An Attempt to Boost Posterior Population Expansion Using Fast Machine Learning Algorithms

Front Artif Intell. 2021 Mar 18:4:624629. doi: 10.3389/frai.2021.624629. eCollection 2021.

Abstract

In hydrogeology, inverse techniques have become indispensable to characterize subsurface parameters and their uncertainty. When modeling heterogeneous, geologically realistic discrete model spaces, such as categorical fields, Monte Carlo methods are needed to properly sample the solution space. Inversion algorithms use a forward operator, such as a numerical groundwater solver. The forward operator often represents the bottleneck for the high computational cost of the Monte Carlo sampling schemes. Even if efficient sampling methods (for example Posterior Population Expansion, PoPEx) have been developed, they need significant computing resources. It is therefore desirable to speed up such methods. As only a few models generated by the sampler have a significant likelihood, we propose to predict the significance of generated models by means of machine learning.
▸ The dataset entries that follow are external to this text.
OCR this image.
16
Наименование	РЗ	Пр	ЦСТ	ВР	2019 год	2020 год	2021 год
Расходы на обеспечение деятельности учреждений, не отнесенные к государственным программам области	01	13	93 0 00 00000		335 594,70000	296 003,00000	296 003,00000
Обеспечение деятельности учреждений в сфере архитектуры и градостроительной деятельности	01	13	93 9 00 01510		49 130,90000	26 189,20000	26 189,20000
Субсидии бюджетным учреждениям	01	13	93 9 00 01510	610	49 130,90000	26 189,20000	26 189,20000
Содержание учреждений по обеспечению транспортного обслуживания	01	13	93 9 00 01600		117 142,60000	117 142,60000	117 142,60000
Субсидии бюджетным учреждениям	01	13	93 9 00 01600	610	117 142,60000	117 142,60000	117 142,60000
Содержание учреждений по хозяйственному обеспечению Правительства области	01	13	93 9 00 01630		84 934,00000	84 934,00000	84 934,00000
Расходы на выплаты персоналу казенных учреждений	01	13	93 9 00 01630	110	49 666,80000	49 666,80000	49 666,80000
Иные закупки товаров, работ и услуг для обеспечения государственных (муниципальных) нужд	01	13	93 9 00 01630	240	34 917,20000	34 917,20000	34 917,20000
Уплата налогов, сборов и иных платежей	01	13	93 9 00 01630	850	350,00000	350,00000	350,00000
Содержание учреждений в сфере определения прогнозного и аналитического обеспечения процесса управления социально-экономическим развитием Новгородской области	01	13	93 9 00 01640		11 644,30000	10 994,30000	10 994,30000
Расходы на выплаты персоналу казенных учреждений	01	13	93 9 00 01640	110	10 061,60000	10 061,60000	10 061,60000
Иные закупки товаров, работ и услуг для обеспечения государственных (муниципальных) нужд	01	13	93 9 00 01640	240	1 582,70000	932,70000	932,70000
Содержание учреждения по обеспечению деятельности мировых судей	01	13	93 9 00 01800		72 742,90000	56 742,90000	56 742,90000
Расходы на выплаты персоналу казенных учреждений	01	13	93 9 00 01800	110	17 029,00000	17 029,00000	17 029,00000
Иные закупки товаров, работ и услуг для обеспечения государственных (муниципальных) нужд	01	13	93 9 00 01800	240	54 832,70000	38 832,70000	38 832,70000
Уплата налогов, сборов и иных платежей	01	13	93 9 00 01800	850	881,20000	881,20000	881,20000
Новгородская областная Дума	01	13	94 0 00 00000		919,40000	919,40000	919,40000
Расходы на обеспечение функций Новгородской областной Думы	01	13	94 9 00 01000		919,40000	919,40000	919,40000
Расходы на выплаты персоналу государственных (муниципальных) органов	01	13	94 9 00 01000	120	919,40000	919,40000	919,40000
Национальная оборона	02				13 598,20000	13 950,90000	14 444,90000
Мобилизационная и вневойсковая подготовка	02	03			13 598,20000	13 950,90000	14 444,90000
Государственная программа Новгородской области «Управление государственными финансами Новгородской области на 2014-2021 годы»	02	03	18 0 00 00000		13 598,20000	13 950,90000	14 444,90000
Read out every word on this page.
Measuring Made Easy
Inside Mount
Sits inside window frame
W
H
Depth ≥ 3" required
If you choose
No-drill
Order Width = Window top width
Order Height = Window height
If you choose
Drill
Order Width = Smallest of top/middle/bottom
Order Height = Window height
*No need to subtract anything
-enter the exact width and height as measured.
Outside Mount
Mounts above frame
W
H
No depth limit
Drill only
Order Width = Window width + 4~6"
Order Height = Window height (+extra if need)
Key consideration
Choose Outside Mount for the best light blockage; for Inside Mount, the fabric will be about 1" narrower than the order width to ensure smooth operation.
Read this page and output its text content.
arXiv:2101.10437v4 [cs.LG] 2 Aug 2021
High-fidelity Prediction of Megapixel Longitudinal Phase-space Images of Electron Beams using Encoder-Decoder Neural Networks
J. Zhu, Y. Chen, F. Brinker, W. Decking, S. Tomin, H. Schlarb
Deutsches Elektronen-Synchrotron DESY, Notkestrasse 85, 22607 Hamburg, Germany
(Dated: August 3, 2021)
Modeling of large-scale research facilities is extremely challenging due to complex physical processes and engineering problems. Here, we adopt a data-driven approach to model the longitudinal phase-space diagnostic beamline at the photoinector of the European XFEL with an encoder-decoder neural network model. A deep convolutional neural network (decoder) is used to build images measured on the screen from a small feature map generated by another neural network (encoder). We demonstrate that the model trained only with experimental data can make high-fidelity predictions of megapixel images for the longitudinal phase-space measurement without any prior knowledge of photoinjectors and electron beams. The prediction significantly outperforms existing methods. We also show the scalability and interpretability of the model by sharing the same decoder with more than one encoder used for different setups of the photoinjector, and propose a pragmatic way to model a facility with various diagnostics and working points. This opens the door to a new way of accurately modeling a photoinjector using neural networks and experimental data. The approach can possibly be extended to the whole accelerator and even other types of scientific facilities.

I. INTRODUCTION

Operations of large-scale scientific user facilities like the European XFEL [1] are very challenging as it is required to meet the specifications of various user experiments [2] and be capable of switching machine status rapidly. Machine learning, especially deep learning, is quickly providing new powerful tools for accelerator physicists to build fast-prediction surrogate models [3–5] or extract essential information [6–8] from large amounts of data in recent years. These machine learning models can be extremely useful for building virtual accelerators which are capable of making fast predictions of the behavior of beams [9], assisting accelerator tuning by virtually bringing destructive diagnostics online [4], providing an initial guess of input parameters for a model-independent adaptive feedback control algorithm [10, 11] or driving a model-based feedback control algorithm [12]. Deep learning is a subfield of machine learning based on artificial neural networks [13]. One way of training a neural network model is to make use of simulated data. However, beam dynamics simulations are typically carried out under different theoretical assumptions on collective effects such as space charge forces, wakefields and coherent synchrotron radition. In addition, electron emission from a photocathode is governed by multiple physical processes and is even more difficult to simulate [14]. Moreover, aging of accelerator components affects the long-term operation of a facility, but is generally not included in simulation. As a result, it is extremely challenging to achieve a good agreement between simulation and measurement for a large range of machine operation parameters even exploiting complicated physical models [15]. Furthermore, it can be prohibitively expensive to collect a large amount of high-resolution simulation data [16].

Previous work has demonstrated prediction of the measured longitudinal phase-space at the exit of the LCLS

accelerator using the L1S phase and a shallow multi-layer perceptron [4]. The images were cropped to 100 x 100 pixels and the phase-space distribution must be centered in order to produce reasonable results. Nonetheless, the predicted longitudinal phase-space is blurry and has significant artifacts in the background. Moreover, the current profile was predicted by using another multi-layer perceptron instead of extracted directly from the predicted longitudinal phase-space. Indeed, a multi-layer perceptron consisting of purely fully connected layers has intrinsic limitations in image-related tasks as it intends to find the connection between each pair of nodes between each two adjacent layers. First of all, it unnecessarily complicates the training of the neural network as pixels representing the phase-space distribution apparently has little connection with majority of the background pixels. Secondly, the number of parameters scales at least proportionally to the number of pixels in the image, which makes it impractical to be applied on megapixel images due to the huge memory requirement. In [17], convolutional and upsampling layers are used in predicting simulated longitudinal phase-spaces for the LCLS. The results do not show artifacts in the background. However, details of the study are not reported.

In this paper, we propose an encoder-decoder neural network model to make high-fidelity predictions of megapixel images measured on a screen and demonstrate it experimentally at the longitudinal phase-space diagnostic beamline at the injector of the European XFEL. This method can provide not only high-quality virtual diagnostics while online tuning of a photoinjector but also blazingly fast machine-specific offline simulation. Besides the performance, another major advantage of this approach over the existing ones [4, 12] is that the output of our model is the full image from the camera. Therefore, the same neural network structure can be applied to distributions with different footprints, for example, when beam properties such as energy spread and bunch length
Only models labeled as significant are passed to the forward solver, otherwise, they are rejected. This work compares the performance of AdaBoost, Random Forest, and convolutional neural network as classifiers integrated with the PoPEx framework. During initial iterations of the algorithm, the forward solver is always executed and subsurface models along with the likelihoods are stored. Then, the machine learning schemes are trained on the available data. We demonstrate the technique using a simulation of a tracer test in a fluvial aquifer. The geology is modeled by the multiple-point statistical approach, the field contains four geological facies, with associated permeability, porosity, and specific storage values. MODFLOW is used for groundwater flow and transport simulation. The solution of the inverse problem is used to estimate the 10 days protection zone around the pumping well. The estimated speed-ups with Random Forest and AdaBoost were higher than with the convolutional neural network. To validate the approach, computing times of inversion without and with machine learning schemes were computed and the error against the reference solution was calculated. For the same mean error, accelerated PoPEx achieved a speed-up rate of up to 2 with respect to the standard PoPEx.

Keywords: binary classification; deep learning; ensemble learning; geostatistics; groundwater flow and transport; hydrogeology; inverse problem; posterior population expansion.